I remember how it was to be a child with asthma. I remember lying on the couch all day with one hand curled around my inhaler. I remember tracking hours, waiting for the relief of my next puff. I remember coming to recognize the heft of a new inhaler vs. the lightness of a spent one. I remember sometimes waking in the night from dreams where I could not catch my breath to discover that I truly could not catch my breath. I remember how sometimes the inhaler relaxed my airways just enough to ease the panic, but still I panted and wheezed.

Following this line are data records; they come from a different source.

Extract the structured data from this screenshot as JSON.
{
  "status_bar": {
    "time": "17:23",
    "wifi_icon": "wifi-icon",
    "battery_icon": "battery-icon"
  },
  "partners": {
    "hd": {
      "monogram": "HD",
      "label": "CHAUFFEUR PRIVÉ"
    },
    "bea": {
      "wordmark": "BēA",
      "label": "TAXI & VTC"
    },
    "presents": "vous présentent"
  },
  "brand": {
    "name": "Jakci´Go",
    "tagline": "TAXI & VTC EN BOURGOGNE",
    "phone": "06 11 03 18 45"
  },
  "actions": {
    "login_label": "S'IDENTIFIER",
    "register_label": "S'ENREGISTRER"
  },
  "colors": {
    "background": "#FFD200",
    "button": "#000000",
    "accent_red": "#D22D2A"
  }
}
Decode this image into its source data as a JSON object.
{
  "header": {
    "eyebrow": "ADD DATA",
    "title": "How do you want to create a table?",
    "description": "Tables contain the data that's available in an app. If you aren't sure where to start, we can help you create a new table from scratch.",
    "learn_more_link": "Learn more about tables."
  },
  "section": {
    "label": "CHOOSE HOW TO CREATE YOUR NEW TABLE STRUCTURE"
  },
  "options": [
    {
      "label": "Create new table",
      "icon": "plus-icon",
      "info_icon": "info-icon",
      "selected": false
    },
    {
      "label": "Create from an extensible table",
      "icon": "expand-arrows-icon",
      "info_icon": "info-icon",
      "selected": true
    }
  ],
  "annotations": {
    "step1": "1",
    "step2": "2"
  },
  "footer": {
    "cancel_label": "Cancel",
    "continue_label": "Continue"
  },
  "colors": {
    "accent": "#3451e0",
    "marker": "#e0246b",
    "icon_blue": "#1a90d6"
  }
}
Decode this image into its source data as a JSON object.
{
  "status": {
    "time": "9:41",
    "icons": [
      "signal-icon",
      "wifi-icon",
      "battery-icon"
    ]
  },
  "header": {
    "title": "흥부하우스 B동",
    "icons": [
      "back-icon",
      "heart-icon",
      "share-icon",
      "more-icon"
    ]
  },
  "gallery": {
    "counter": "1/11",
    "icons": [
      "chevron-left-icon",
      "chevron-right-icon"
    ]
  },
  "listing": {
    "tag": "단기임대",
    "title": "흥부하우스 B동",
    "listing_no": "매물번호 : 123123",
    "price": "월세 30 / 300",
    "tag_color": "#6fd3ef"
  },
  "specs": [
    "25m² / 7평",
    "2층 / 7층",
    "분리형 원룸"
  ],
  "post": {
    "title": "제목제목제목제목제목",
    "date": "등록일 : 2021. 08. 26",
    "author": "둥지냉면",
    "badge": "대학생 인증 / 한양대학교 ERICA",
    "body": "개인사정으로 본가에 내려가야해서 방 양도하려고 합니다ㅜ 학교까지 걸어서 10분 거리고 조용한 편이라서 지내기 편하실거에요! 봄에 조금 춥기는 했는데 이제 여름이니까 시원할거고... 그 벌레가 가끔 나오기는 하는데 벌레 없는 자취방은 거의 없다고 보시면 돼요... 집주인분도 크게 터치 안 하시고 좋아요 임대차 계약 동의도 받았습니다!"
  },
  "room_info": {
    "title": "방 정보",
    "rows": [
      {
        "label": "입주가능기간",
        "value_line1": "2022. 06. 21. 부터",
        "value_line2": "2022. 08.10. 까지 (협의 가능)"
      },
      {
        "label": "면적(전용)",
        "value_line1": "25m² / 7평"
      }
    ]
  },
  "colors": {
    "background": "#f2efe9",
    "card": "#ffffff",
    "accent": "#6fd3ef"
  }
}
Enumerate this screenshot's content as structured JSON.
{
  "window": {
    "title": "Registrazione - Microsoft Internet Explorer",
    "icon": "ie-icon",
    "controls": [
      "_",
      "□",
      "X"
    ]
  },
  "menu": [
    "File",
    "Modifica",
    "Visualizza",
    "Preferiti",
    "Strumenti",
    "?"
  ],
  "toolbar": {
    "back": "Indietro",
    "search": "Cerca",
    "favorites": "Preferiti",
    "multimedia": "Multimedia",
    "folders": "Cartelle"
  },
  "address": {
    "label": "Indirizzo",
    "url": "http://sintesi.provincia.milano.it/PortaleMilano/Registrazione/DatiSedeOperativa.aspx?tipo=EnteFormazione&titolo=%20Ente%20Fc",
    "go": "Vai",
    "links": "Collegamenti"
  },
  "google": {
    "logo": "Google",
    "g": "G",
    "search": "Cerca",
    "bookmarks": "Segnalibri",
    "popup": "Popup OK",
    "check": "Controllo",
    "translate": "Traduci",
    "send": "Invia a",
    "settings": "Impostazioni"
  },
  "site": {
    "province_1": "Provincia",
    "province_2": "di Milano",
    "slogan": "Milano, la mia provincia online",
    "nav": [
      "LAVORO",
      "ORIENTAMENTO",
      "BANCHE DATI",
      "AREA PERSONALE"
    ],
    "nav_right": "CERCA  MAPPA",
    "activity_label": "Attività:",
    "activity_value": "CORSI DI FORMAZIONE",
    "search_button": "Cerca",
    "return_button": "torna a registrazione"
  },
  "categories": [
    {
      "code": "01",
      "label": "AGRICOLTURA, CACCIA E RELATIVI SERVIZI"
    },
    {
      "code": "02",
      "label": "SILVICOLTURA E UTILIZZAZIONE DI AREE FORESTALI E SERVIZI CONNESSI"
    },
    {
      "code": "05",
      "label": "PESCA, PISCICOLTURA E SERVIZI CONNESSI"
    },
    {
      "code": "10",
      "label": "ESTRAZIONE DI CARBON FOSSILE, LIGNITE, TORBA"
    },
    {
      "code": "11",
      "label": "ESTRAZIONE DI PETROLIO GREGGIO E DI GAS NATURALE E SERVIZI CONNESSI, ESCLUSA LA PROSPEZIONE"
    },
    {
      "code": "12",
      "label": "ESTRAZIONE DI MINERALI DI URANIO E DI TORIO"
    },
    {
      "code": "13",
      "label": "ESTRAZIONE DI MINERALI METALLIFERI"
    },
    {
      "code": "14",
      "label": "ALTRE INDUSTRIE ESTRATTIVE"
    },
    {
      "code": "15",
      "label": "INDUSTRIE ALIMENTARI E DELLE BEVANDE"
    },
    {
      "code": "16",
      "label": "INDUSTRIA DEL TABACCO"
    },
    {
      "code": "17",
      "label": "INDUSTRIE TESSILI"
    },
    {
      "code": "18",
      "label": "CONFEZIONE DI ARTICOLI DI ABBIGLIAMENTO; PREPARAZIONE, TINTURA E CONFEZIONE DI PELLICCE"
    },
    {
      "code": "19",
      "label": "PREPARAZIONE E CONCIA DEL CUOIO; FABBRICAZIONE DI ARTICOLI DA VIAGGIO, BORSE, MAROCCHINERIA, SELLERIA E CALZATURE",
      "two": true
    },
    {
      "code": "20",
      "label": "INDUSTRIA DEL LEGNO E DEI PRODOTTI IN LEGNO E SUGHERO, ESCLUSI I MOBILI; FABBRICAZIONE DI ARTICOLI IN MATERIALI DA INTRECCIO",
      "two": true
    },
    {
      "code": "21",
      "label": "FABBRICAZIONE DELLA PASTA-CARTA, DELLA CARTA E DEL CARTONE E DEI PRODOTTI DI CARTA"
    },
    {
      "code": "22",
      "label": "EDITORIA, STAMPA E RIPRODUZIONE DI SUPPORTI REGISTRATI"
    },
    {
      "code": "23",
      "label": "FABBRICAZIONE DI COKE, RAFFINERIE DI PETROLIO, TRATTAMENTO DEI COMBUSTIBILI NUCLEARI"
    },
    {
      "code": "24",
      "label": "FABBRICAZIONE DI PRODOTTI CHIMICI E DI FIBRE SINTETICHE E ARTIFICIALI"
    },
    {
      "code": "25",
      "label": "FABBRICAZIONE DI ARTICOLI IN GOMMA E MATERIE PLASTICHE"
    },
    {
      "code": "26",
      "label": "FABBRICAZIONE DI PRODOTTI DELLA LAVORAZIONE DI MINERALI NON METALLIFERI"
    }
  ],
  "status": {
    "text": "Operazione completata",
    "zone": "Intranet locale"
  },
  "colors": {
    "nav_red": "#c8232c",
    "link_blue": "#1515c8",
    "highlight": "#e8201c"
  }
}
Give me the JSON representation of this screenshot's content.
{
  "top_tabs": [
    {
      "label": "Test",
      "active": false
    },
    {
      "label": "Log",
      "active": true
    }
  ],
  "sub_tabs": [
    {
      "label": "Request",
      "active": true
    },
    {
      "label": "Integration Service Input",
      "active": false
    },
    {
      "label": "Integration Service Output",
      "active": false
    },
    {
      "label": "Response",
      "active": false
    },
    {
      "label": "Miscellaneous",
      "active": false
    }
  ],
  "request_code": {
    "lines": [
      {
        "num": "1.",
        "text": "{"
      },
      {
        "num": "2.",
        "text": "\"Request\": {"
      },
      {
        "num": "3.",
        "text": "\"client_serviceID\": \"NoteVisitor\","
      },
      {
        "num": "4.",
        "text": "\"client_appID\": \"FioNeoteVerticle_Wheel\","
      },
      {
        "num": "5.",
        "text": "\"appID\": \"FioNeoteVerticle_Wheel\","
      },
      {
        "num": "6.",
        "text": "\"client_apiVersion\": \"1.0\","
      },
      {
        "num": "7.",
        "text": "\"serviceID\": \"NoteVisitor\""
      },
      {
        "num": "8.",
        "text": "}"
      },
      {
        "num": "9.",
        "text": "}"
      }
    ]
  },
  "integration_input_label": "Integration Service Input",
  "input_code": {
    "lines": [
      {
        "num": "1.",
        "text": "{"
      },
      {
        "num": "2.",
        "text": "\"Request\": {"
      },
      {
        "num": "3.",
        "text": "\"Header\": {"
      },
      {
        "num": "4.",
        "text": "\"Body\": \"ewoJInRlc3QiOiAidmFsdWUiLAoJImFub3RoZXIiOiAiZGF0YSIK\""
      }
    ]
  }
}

It wasn’t until I was an adult that my mother confessed to me how nervous my asthma had made her, how she would stay up at night listening to my breathing. She told me this before Stump was born, and before Smoke had developed asthma, but the depth of her worry made sense to me, and I hoped I might be spared the same experience.

But sometimes, inevitably, those things we wish won’t happen happen and we are surprisingly prepared.

My experience of parenting so far has been this: every night I go to bed hoping I might sleep well, and I dread the sleepless nights of teething, the ear infections, the vomiting. When I think about these nights, and I know they will arrive, I worry for my future sleepless self. How will I stay awake when I’m already so fucking tired?

But my worry provides the momentum to move us forward into morning, when his breathing will improve just a little, when the doctor will listen with her stethoscope and tell me that his breathing sounds labored, but clear.